Fast 30 Interessenten hatten sich den Tennet-Fall zunächst angeschaut, aktuell sind wohl zumindest die norwegische Norges Bank und der niederländische Rentenfonds APG noch im Rennen. Derartige Nachfrage lässt natürlich auch das Selbstbewusstsein im Unternehmen steigen: Bewertete dieses seine regulierte Vermögensbasis 2023 noch mit 18 Milliarden Euro, so ist die Selbsteinschätzung bis Dezember 2024 schon auf 27,8 Milliarden Euro gestiegen. In unterrichteten Kreisen ist zu hören, dass der Wert in fünf Jahren schon auf astronomische 80 Milliarden Euro steigen könnte.

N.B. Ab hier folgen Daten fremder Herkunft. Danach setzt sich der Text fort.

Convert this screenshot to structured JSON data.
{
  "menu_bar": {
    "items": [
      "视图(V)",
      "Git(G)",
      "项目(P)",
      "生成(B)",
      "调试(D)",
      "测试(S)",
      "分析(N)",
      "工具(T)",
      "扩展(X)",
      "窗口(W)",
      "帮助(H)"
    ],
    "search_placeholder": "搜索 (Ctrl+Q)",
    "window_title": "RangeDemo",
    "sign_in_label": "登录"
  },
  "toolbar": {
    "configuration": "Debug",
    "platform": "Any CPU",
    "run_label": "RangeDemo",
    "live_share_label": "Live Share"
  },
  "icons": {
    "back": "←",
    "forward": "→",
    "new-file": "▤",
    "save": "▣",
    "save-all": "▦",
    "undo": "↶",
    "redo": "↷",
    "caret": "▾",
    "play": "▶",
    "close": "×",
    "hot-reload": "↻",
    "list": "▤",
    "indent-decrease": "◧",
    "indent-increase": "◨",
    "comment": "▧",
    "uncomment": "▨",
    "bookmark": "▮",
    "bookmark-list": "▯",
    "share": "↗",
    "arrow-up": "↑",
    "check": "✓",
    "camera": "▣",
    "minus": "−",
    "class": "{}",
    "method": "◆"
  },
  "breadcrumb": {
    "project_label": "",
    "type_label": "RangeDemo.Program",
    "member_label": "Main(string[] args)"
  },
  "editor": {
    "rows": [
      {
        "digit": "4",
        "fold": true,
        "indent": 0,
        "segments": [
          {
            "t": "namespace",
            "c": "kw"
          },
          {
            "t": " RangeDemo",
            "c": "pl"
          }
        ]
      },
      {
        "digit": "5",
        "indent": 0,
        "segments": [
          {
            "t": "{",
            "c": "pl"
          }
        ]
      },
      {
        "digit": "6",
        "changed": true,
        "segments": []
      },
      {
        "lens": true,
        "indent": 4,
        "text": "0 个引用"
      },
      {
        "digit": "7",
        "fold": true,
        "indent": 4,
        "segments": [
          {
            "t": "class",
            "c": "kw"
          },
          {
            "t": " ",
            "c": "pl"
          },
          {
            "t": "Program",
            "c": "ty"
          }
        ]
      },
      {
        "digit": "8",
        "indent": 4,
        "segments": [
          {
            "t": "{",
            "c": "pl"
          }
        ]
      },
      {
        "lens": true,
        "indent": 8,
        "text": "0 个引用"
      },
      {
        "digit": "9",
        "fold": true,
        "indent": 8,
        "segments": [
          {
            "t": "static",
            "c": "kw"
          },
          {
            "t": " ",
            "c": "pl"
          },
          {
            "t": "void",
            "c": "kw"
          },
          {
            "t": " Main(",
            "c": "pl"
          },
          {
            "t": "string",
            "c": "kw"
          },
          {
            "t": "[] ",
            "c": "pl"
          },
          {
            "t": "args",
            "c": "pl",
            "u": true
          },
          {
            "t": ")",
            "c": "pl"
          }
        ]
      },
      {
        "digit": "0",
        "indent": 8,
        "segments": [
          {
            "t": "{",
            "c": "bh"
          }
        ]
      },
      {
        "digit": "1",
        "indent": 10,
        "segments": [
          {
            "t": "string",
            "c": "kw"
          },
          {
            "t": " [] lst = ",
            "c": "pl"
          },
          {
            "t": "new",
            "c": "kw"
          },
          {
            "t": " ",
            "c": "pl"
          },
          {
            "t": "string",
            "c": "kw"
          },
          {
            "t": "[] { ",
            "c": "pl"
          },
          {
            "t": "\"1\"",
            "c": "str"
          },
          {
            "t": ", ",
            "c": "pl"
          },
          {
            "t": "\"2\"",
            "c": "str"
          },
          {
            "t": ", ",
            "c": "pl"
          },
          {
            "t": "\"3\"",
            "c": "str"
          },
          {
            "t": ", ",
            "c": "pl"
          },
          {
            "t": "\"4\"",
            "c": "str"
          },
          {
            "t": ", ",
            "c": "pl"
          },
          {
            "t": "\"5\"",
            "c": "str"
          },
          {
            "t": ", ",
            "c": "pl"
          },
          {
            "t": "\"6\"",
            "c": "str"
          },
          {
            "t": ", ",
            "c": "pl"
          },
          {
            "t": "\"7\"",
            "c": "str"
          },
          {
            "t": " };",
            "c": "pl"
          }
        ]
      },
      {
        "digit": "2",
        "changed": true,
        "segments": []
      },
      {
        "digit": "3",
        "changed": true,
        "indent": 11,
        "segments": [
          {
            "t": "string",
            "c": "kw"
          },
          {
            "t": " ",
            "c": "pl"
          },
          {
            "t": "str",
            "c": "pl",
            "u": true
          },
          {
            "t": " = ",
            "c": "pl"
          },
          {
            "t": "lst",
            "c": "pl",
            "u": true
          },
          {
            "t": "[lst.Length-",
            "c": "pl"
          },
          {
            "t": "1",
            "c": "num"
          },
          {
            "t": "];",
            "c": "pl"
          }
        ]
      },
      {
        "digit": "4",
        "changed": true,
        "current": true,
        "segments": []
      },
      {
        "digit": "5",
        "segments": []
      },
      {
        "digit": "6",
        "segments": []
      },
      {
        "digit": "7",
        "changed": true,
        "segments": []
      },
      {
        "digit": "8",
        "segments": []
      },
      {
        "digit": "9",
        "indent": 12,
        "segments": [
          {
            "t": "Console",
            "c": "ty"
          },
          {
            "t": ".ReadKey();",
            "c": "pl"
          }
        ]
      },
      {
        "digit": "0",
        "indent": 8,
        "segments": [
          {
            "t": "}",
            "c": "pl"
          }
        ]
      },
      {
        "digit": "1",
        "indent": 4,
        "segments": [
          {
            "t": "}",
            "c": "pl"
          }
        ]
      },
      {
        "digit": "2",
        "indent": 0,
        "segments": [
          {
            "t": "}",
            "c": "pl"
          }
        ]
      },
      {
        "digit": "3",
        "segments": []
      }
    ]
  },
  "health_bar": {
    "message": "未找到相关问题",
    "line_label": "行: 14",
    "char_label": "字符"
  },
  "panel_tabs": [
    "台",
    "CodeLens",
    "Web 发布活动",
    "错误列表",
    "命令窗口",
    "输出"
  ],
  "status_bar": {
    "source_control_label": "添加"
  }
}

Das mag für Tennet eine tolle Nachricht sein. Für den Steuerzahler ist sie das wahrscheinlich weniger. Wenn der Staat doch noch einsteigen will, wird das sicher nicht mehr für das 5-Milliarden-Schnäppchen möglich sein, für das man noch vor zwei Jahren eine Sperrminorität bekommen hätte.

Lesen Sie auch eine Auswahl unserer Artikel dieser Woche: Tech-Milliarden, Zoll-Gewinner Airbus?, kein Verlass mehr, Homeoffice bleibt und Fake-Franchise.

Tech-Milliarden

SpaceX plant dem Vernehmen nach eine neue Finanzierungsrunde, die den Wert von Musks Raketenhersteller auf rund 400 Milliarden Dollar beziffern würde – ein Rekord für ein privates US-Unternehmen. Auch das französische KI-Startup Mistral AI führt Insidern zufolge Gespräche über eine neue Finanzierungsrunde. Meta will indes seine Smart-Glasses-Offensive pushen und steigt mit rund 3% beim Ray-Ban-Hersteller EssilorLuxottica ein, hieß es. 

Zoll-Gewinner Airbus?

Bis zum 1. August hat die EU noch Zeit, Trump von einem Handelsabkommen mit milden Zöllen zu überzeugen. Hauptziel der EU-Kommission, die für die Außenhandelsfragen der EU zuständig ist, ist dem Vernehmen nach der Schutz von Schlüsselindustrien wie dem Flugzeugbau oder dem Automobilsektor. Airbus könnte als Sieger hervorgehen, für Ferrari sind die Aussichten düster.

Kein Verlass mehr

Einige altbewährte Devisenmarkt-Strategien der Wall Street haben ihre Wirksamkeit eingebüßt – und das verwirrt selbst die erfahrensten Händler. Bevor Donald Trumps Politik den Dollar abstürzen ließ, konnten sich Anleger zuverlässig auf eine Reihe von Indikatoren verlassen. Senkte Europa die Zinsen, verkaufte man zum Beispiel Euro. Inzwischen versagen diese Faustregeln immer häufiger.

Homeoffice bleibt

Die Helaba und die DZ Bank halten an ihren flexiblen Homeoffice-Regelungen fest. Beide Banken sehen mobiles Arbeiten als erfolgreich an. Während die Helaba eine 50%-Orientierung vorgibt, setzen DZ-Teams eigene Regeln. Zugleich wirbt die DZ Bank angesichts des demografischen Wandels neben Nachwuchskräften verstärkt auch um die Ü50-Generation.

Fake-Franchise

Nach dem Rückzug von McDonald’s und Starbucks florieren ihre russischen Kopien “Wkusno i Totschka” und “Stars Coffee”. Mit vertrautem Look versuchen sie kaum, die Imitation zu verbergen. Die Mischung westlicher Klassiker mit lokaler Expertise zeigt, wie sich russische Nachahmungen zunehmend etablieren.